Something for Nothing

We value pleasurable emotions differently. To a number of people, the thrill of winning a Nobel Prize means more than the thrill of finding a large sum of money, because they have worked very hard for many years in order to be able to win the prize. This does not mean that they will not value the money they happen upon. It also leaves open the possibility that they may take the smaller pleasure (like the larger) as evidence of living wisely, or of being good people.

John Forrester concluded a recent book on the subject of paying for consolation (through psychoanalysis) with this insight: “Perhaps that is what Freud’s discovery that infantile wishes are foreign to the logic of money—and the entire logic of debt, exchange, and reciprocity—amounted to: that our deepest wishes are for something that is as gratuitous, as full of grace, as happiness.

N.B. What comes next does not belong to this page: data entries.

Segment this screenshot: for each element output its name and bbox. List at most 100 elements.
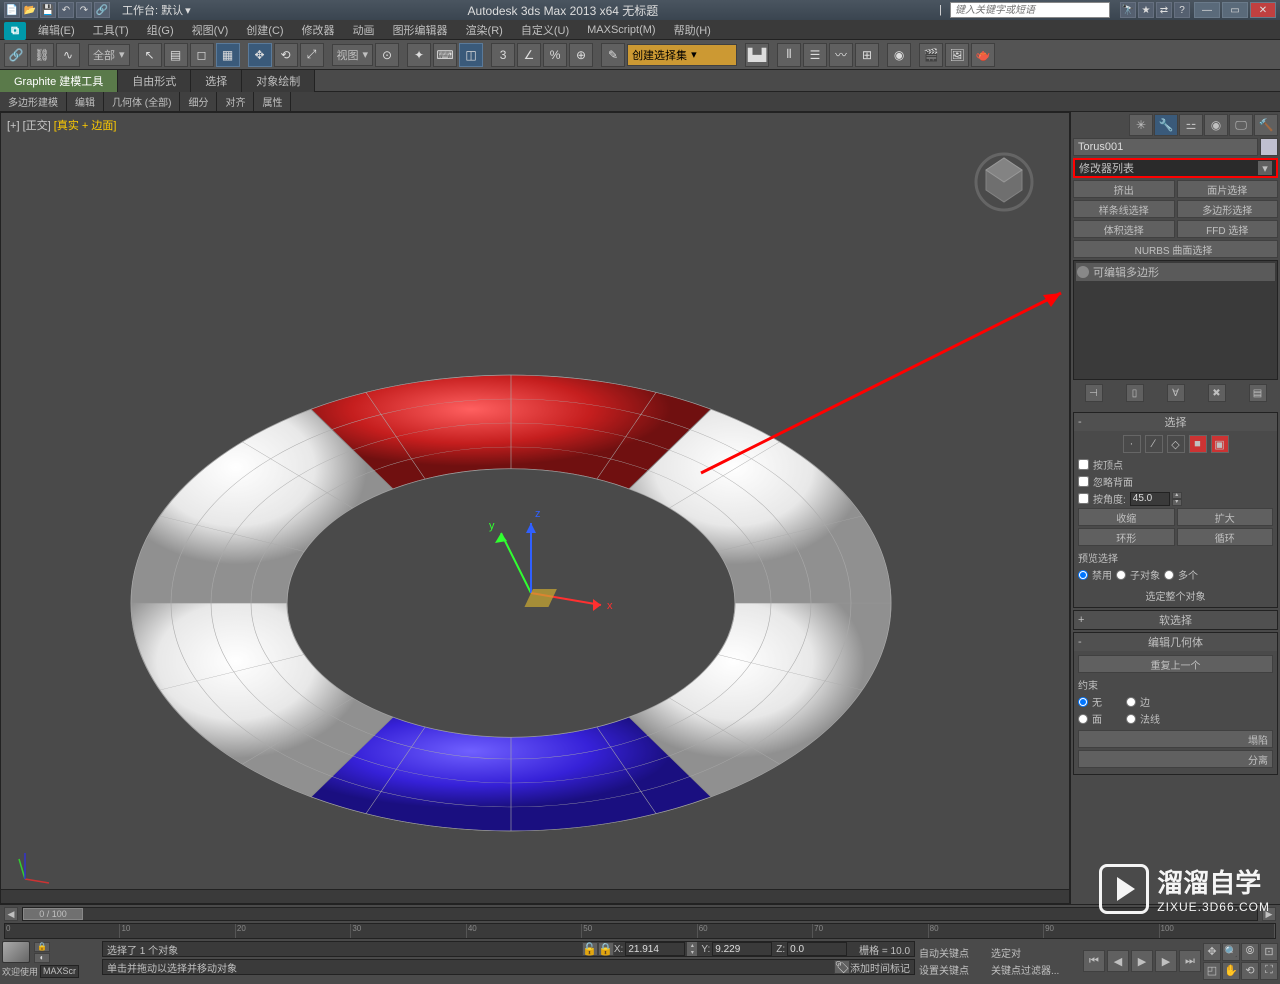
play-icon[interactable]: ▶ — [1131, 950, 1153, 972]
mod-vol-select[interactable]: 体积选择 — [1073, 220, 1175, 238]
menu-views[interactable]: 视图(V) — [184, 20, 237, 40]
menu-animation[interactable]: 动画 — [345, 20, 383, 40]
unlink-icon[interactable]: ⛓ — [30, 43, 54, 67]
modifier-list-dropdown[interactable]: 修改器列表 ▾ — [1073, 158, 1278, 178]
goto-start-icon[interactable]: ⏮ — [1083, 950, 1105, 972]
time-track[interactable]: 0 / 100 — [22, 907, 1258, 921]
remove-modifier-icon[interactable]: ✖ — [1208, 384, 1226, 402]
configure-sets-icon[interactable]: ▤ — [1249, 384, 1267, 402]
snap-3d-icon[interactable]: 3 — [491, 43, 515, 67]
ribbon-tab-paint[interactable]: 对象绘制 — [242, 70, 315, 92]
ribbon-tab-freeform[interactable]: 自由形式 — [118, 70, 191, 92]
app-icon[interactable]: ⧉ — [4, 22, 26, 40]
schematic-icon[interactable]: ⊞ — [855, 43, 879, 67]
prev-frame-icon[interactable]: ◀ — [1107, 950, 1129, 972]
selection-filter[interactable]: 全部 ▾ — [88, 44, 130, 66]
ribbon-tab-selection[interactable]: 选择 — [191, 70, 242, 92]
add-time-tag[interactable]: 添加时间标记 — [850, 960, 910, 975]
stack-bulb-icon[interactable] — [1077, 266, 1089, 278]
manipulate-icon[interactable]: ✦ — [407, 43, 431, 67]
qat-new-icon[interactable]: 📄 — [4, 2, 20, 18]
material-editor-icon[interactable]: ◉ — [887, 43, 911, 67]
ref-coord-system[interactable]: 视图 ▾ — [332, 44, 374, 66]
help-icon[interactable]: ? — [1174, 2, 1190, 18]
subobj-element-icon[interactable]: ▣ — [1211, 435, 1229, 453]
exchange-icon[interactable]: ⇄ — [1156, 2, 1172, 18]
detach-button[interactable]: 分离 — [1078, 750, 1273, 768]
display-tab-icon[interactable]: 🖵 — [1229, 114, 1253, 136]
sub-geometry[interactable]: 几何体 (全部) — [104, 92, 180, 111]
motion-tab-icon[interactable]: ◉ — [1204, 114, 1228, 136]
coord-y-input[interactable] — [712, 942, 772, 956]
viewcube[interactable] — [969, 143, 1039, 213]
qat-undo-icon[interactable]: ↶ — [58, 2, 74, 18]
repeat-last-button[interactable]: 重复上一个 — [1078, 655, 1273, 673]
grow-button[interactable]: 扩大 — [1177, 508, 1274, 526]
sub-subdiv[interactable]: 细分 — [180, 92, 217, 111]
menu-tools[interactable]: 工具(T) — [85, 20, 137, 40]
mod-spline-select[interactable]: 样条线选择 — [1073, 200, 1175, 218]
snap-icon[interactable]: ◫ — [459, 43, 483, 67]
pivot-icon[interactable]: ⊙ — [375, 43, 399, 67]
object-name-input[interactable] — [1073, 138, 1258, 156]
menu-edit[interactable]: 编辑(E) — [30, 20, 83, 40]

The gift of something for nothing.”1
Schadenfreude
is itself a gift of something for nothing. If Forrester’s intuition is correct, then the appeal of
Schadenfreude
runs very deep.

Forrester’s use of the word “grace” here begs mention of an institutionalized understanding of “something for nothing.” In his comprehensive study 
Catholicism
, Richard P. McBrien states that the Catholic tradition has always insisted that the grace of God is given to us, not to make up for something lacking to us as human persons, but as a 
free gift
 that elevates us to a new and 
unmerited
 level of existence.2 The Fathers of the Church, from Irenaeus on, understood this participation in the life of God through Christ as a true divinization. The Latin Fathers, especially Augustine and Pope Leo the Great (d. 461), adopted this concept and made it the foundation of the whole theology of grace, as is particularly evident in Thomas Aquinas. Even today the notion of grace lies at the deepest center of Catholic theology.